Bruce Willis plays child psychologist Malcolm Crowe, who, after recovering from a traumatic incident with a past patient, is brought on to treat young Cole by his mother, Lynn (a fantastic Toni Collette, who was nominated for Best Supporting Actress at the Oscars) for what she suspects are delusions of some sort – the young lad can apparently see dead people, most of whom have suffered some kind of traumatic demise and who scare the absolute bejeezus out of the youngster so badly he suffers PTSD. The film is remarkably terrifying, thanks to Shyamalan’s incredibly evocative use of sound, old-school horror framing, and a sublime screenplay. The sense of omnipresent dread is present throughout the film, and it prickles the skin so often you’ll need a lie down and Valium afterwards just to calm down. While not ostensibly an outright supernatural horror film (the film is too restrained for that), The Sixth Sense plays like a prestige horror film due largely to the unassuming nature of the plot and the performances of both Willis, who is incredibly restrained as Malcolm, and Osment, who has that jarringly haunted look about him the whole time – I mean, so would you if everyone you saw day-to-day was dead.

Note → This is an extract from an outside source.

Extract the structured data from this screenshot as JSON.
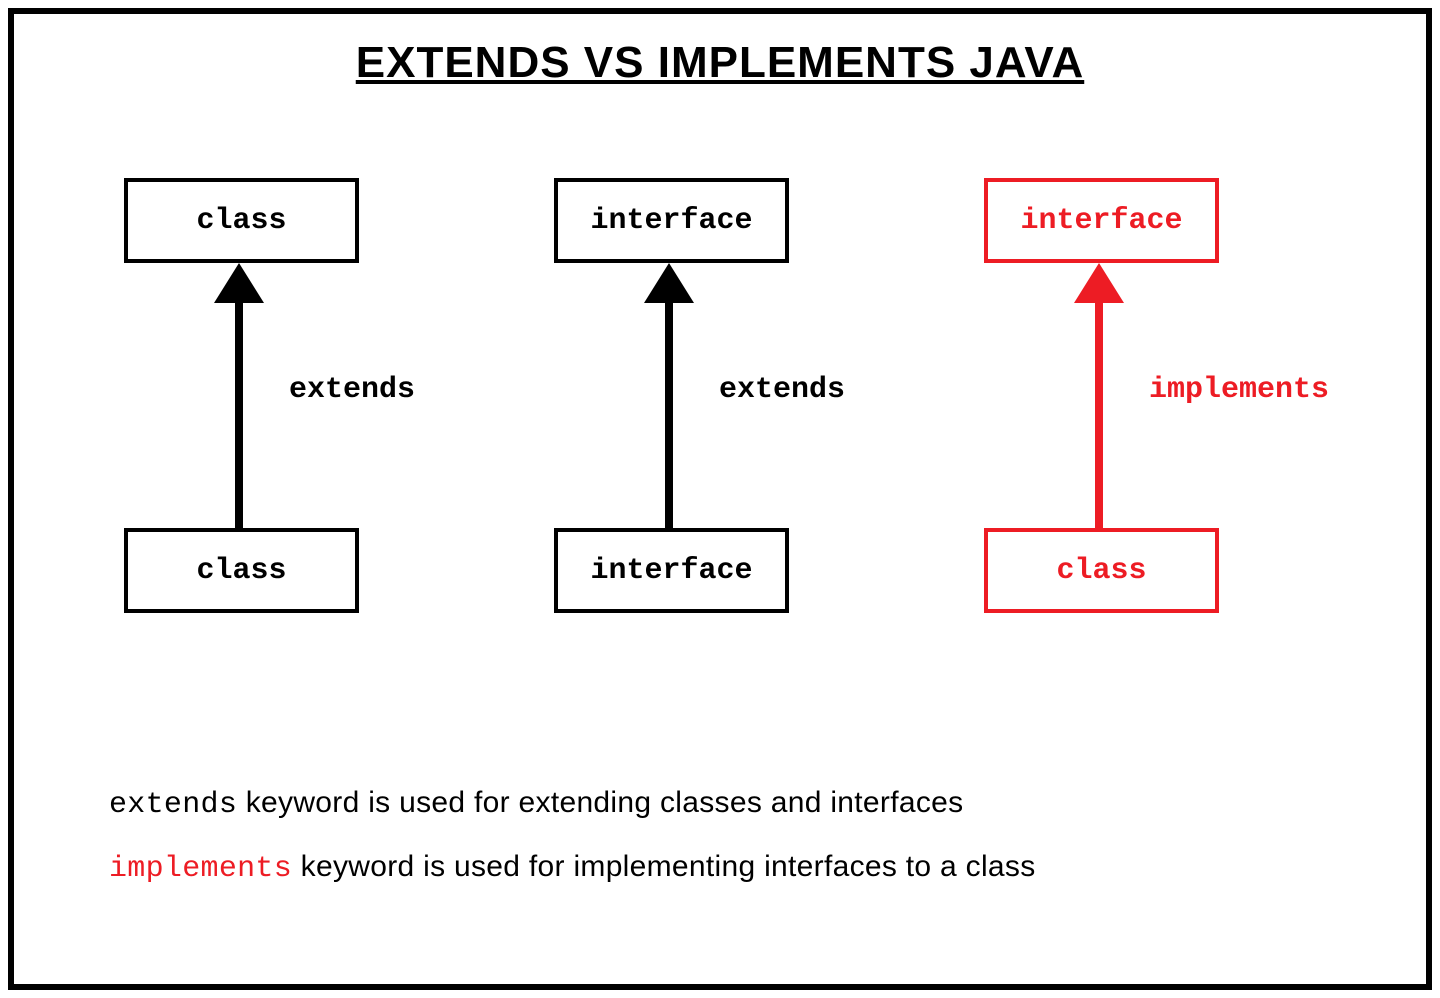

The film itself is a masterclass of direction particularly – I recall suggesting to my friend at the time it theatrically released that I predicted Shyamalan was going to become Hollywood’s “New Hitchcock”, assuming the mantle with such a powerful success. Perhaps overly indulgent or ignorant of me, I’m not sure.

I said at the opening of this review that The Sixth Sense was both the best and worst thing to happen to M Night Shyamalan, and I believe wholeheartedly this to be the case. Some directors find enormous success only after years of toil at the craft, even more never find it at all. When they do achieve success, some directors can’t deliver on their follow-up efforts and flame out quite quickly, disappointing audiences as they do so. Very few directors can take a breakout success such as this and parlay it into a career of continued success, and I think that while Shyamalan can (and to some degree has) do such a thing, the rocky road he’s taken to getting there came only because he was so successful, so quickly, audience expectations were through the roof. His follow-up to Sixth Sense, another Bruce Willis project in Unbreakable, was a modest box-office draw and regarded as a cult masterpiece in many circles, while alien-invasion thriller Signs tried for yet another twist ending with more problematic results; in trying to recapture the same magic as Sixth Sense, Shyamalan went to the well one-too-many times and audiences tired of his schtick. A spell in the wilderness with critical bombs After Earth and The Last Airbender, following silly efforts like Lady In The Water and The Happening, saw him return to form with minor classics The Visit and Split, but the director is yet to replicate the out-of-the-box success and acclaim accorded to the legitimate masterpiece that is The Sixth Sense.